TIG is slow, expensive (based on time), often very neat and if misunderstood, weak.

Arc is best but slow, messy and often ugly.

ARC adds to the existing metal, MIG etches into it and TIG adds, but can make steel brittle locally.

At the very edges of a MIG weld on say 1mm thick steel, the thickness can be reduced to 0.9 to 0.95 mm there - have a close look for yourself, maybe even the chair you are sitting on is MIG'ed. You will never find a lightweight thin walled motorcycle frame MIG welded for this reason - they are either TIG'ed or braze welded and when your chair is old and breaks it will be along the edge I mentioned.

Most things are MIG'ed because it's so fast and no cleaning up afterwards, economics.

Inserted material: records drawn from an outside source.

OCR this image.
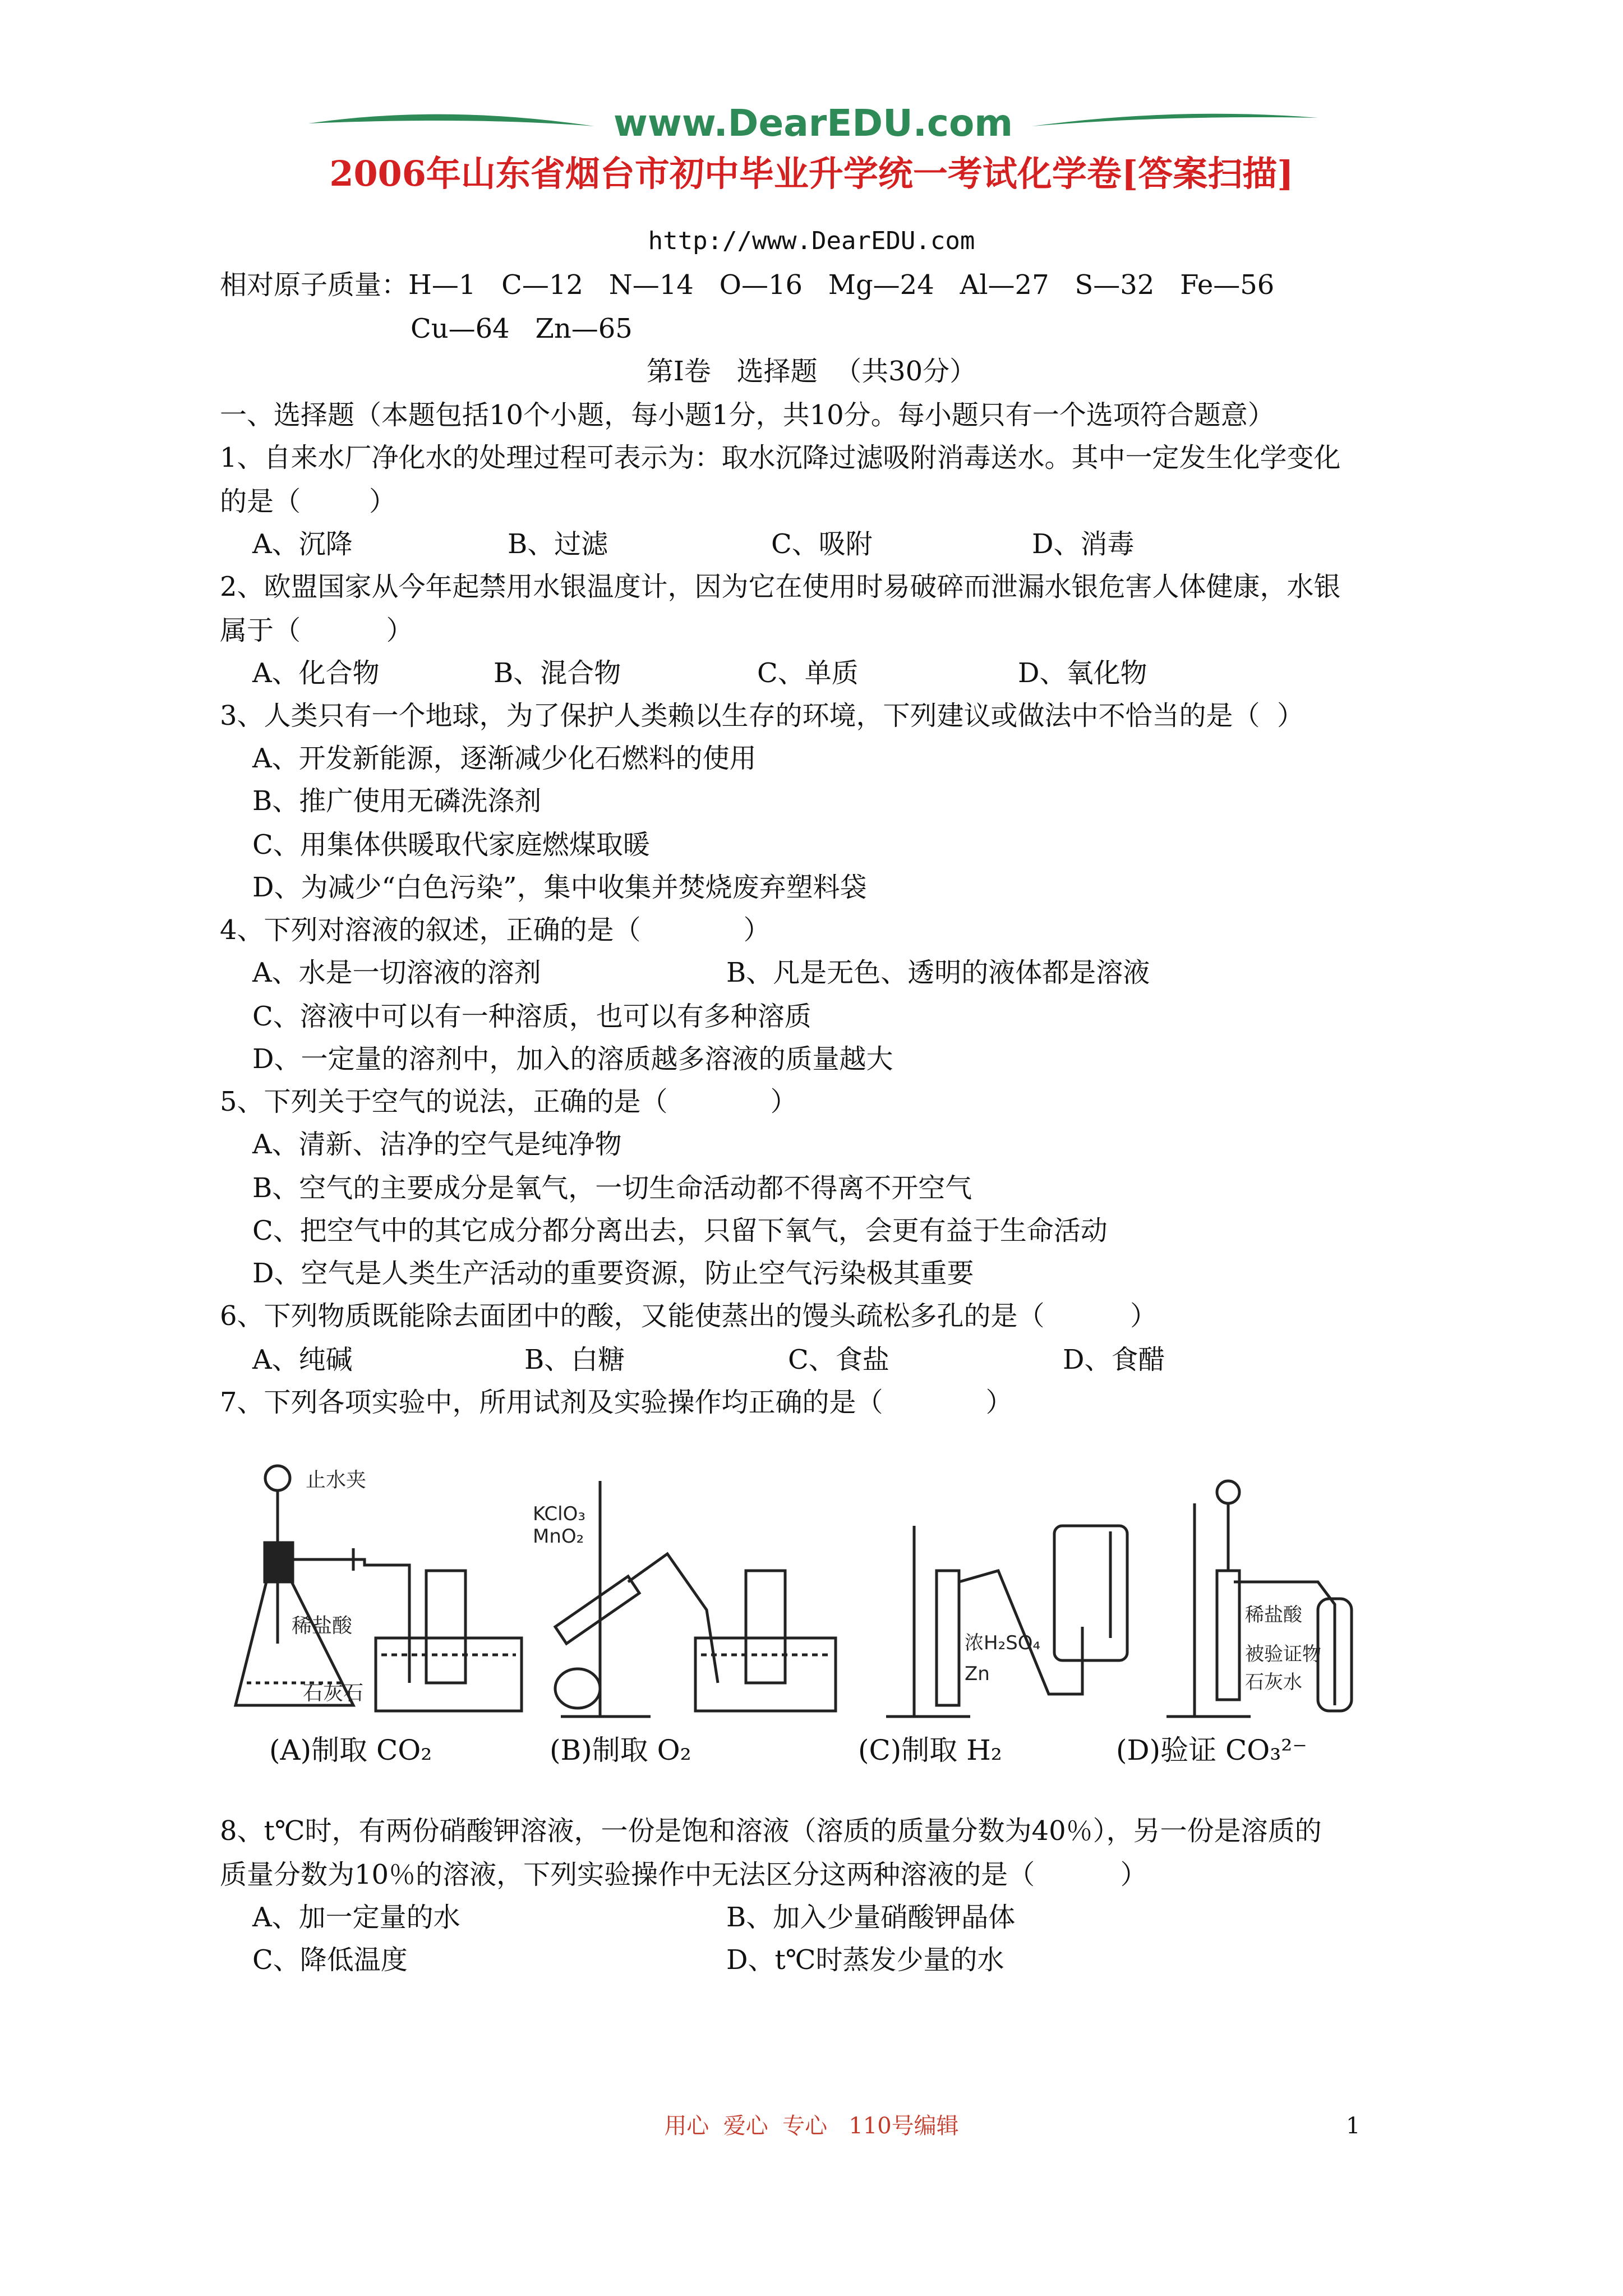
www.DearEDU.com
2006年山东省烟台市初中毕业升学统一考试化学卷[答案扫描]
http://www.DearEDU.com
相对原子质量：H—1   C—12   N—14   O—16   Mg—24   Al—27   S—32   Fe—56
Cu—64   Zn—65
第Ⅰ卷   选择题  （共30分）
一、选择题（本题包括10个小题，每小题1分，共10分。每小题只有一个选项符合题意）
1、自来水厂净化水的处理过程可表示为：取水沉降过滤吸附消毒送水。其中一定发生化学变化
的是（        ）
A、沉降	B、过滤	C、吸附	D、消毒
2、欧盟国家从今年起禁用水银温度计，因为它在使用时易破碎而泄漏水银危害人体健康，水银
属于（          ）
A、化合物	B、混合物	C、单质	D、氧化物
3、人类只有一个地球，为了保护人类赖以生存的环境，下列建议或做法中不恰当的是（  ）
A、开发新能源，逐渐减少化石燃料的使用
B、推广使用无磷洗涤剂
C、用集体供暖取代家庭燃煤取暖
D、为减少“白色污染”，集中收集并焚烧废弃塑料袋
4、下列对溶液的叙述，正确的是（            ）
A、水是一切溶液的溶剂	B、凡是无色、透明的液体都是溶液
C、溶液中可以有一种溶质，也可以有多种溶质
D、一定量的溶剂中，加入的溶质越多溶液的质量越大
5、下列关于空气的说法，正确的是（            ）
A、清新、洁净的空气是纯净物
B、空气的主要成分是氧气，一切生命活动都不得离不开空气
C、把空气中的其它成分都分离出去，只留下氧气，会更有益于生命活动
D、空气是人类生产活动的重要资源，防止空气污染极其重要
6、下列物质既能除去面团中的酸，又能使蒸出的馒头疏松多孔的是（          ）
A、纯碱	B、白糖	C、食盐	D、食醋
7、下列各项实验中，所用试剂及实验操作均正确的是（            ）
止水夹
稀盐酸
石灰石
KClO₃
MnO₂
浓H₂SO₄
Zn
稀盐酸
被验证物
石灰水
(A)制取 CO₂	(B)制取 O₂	(C)制取 H₂	(D)验证 CO₃²⁻
8、t℃时，有两份硝酸钾溶液，一份是饱和溶液（溶质的质量分数为40％），另一份是溶质的
质量分数为10％的溶液，下列实验操作中无法区分这两种溶液的是（          ）
A、加一定量的水	B、加入少量硝酸钾晶体
C、降低温度	D、t℃时蒸发少量的水
用心  爱心  专心   110号编辑	1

I MIG my chassis's but I have a top quality MIG welder used at practicle settings (voltage and feed), I use the best quality feed wire but most importantly I use an expensive exotic gas mix rather than the cheap common 100% CO2 - great results, sometimes it's true, a workman is only as good as his tools.

CMC#5
12-18-2008, 12:25 PM
For the garage hobbyist, the best answer is Mig. Its cheaper, easier to learn, easier to produce quality welds, and its versatile enough. Tig hardware is much much more expensive, and requires much much more practice before you're welds are good. Note I ignore the time it takes to prep/execute in the garage because its just not that big a concern when you're not making hundreds of welds per day, but even there Mig has the advantage over Tig. Arc is out IMHO since it isnt capable of doing the fine work you will likely run into in the garage.

Hell, at one point I made a tube frame for an off road buggy using chrome alloy and...oxy-acetilene. Hey, it was what we had available! Point is, anything will work given enough care and practice (and post weld heat treating!!! ;) ) but for tinkerers Mig is the way to go.

Karlo
12-18-2008, 12:55 PM
Point is, anything will work given enough care and practice (and post weld heat treating!!! ;) ) but for tinkerers Mig is the way to go.

post weld heat treating. What is that??

CMC#5
12-18-2008, 02:32 PM
Post weld heat treating is a generic term for a procedure employed to undo bad things that welding does. More specifically, it entails heating the affected area to a specific temperature and then cooling to ambient at a specific rate in order to achieve desired hardness of both the base and weld materials, as well as relieving stresses created in the welded assembly due to stretching/shrinking of heated/cooled metal.

Some materials are very prone to hardening (or softening!) when heated and cooled rapidly. Also, metal expands when heated and shrinks when cooled. Welding does all of this. So, the specific welding technicque, filler material (welding rod), as well as PRE and POST weld heat treating are all parts of a good welding procedure in order to avoid things like brittle welds, brittle base metal, internal stresses (that later become cracks) etc.

The vast majority of this can be ignored whith some materials, but some are pretty finicky.